Prasetyo menyatakan, “Itu adalah standar biaya yang harus diatur dan bukan berarti semuanya harus dikeluarkan,” pada Selasa (10/6/2025).
Pemerintah memang menetapkan standar biaya pengeluaran setiap tahun agar belanja dapat dilakukan sesuai dengan perencanaan anggaran.
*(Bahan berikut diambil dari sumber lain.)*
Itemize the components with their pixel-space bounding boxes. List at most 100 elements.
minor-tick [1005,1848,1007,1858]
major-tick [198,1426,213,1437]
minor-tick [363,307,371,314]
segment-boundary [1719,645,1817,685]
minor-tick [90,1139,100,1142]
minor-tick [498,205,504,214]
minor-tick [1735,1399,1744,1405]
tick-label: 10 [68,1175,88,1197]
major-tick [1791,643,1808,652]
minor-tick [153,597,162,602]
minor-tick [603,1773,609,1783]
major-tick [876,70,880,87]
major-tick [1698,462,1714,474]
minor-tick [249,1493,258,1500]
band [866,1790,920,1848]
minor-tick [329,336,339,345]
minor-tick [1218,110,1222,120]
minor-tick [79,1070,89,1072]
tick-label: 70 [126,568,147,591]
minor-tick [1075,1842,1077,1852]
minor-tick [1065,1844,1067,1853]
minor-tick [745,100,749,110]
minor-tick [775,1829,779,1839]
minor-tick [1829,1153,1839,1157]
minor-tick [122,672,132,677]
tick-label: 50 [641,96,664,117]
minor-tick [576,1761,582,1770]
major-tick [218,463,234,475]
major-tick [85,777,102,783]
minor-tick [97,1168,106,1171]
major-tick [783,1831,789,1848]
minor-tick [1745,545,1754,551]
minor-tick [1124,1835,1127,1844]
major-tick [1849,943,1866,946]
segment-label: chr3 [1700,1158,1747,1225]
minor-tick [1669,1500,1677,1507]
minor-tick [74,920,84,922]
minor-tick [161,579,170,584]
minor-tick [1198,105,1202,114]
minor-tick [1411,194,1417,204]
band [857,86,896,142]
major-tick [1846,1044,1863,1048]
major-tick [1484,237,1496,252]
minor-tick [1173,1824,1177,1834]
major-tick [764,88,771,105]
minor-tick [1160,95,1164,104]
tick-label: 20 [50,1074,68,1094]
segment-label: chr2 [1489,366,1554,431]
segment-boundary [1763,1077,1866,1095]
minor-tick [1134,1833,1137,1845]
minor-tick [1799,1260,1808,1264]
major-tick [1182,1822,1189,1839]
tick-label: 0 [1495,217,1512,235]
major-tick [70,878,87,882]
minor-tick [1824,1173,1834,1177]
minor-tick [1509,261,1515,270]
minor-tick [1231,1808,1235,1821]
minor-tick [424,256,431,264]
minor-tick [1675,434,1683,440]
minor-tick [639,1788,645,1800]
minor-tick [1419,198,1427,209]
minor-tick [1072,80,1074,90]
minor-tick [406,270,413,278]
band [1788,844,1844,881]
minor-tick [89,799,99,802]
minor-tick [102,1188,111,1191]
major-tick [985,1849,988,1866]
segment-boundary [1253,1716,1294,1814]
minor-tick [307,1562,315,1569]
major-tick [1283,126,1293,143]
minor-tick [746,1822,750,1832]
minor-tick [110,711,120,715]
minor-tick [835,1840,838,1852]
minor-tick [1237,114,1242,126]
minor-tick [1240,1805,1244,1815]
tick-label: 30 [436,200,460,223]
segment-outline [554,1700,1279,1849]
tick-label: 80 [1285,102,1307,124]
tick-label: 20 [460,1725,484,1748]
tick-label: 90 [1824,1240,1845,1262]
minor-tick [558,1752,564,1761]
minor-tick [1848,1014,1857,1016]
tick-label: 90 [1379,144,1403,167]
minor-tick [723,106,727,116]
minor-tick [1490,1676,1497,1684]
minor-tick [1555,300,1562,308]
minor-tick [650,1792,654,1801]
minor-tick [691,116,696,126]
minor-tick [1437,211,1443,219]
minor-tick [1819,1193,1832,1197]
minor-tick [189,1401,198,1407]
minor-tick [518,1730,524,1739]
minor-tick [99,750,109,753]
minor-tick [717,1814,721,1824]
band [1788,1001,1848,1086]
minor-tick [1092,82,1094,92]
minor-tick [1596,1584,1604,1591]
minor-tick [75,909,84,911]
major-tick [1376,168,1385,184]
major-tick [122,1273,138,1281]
Namun, pengadaan mobil dinas tidak harus mencapai batas atas anggaran yang ditetapkan.
Prasetyo menambahkan, “Jadi, ada aturan dalam belanja kita. Apakah itu harus terpakai sebesar itu atau tidak.”
Menanggapi anggapan bahwa anggaran tersebut tidak efisien, Prasetyo menegaskan bahwa itu adalah batas atas anggaran yang ditetapkan.
“Efisiensi bukan berarti tidak boleh melakukan apa-apa. Filosofi efisiensi adalah untuk kegiatan yang lebih produktif, seperti yang telah saya jelaskan sebelumnya. Meski ada angka yang muncul, bukan berarti harus dikeluarkan,” ucap Prasetyo.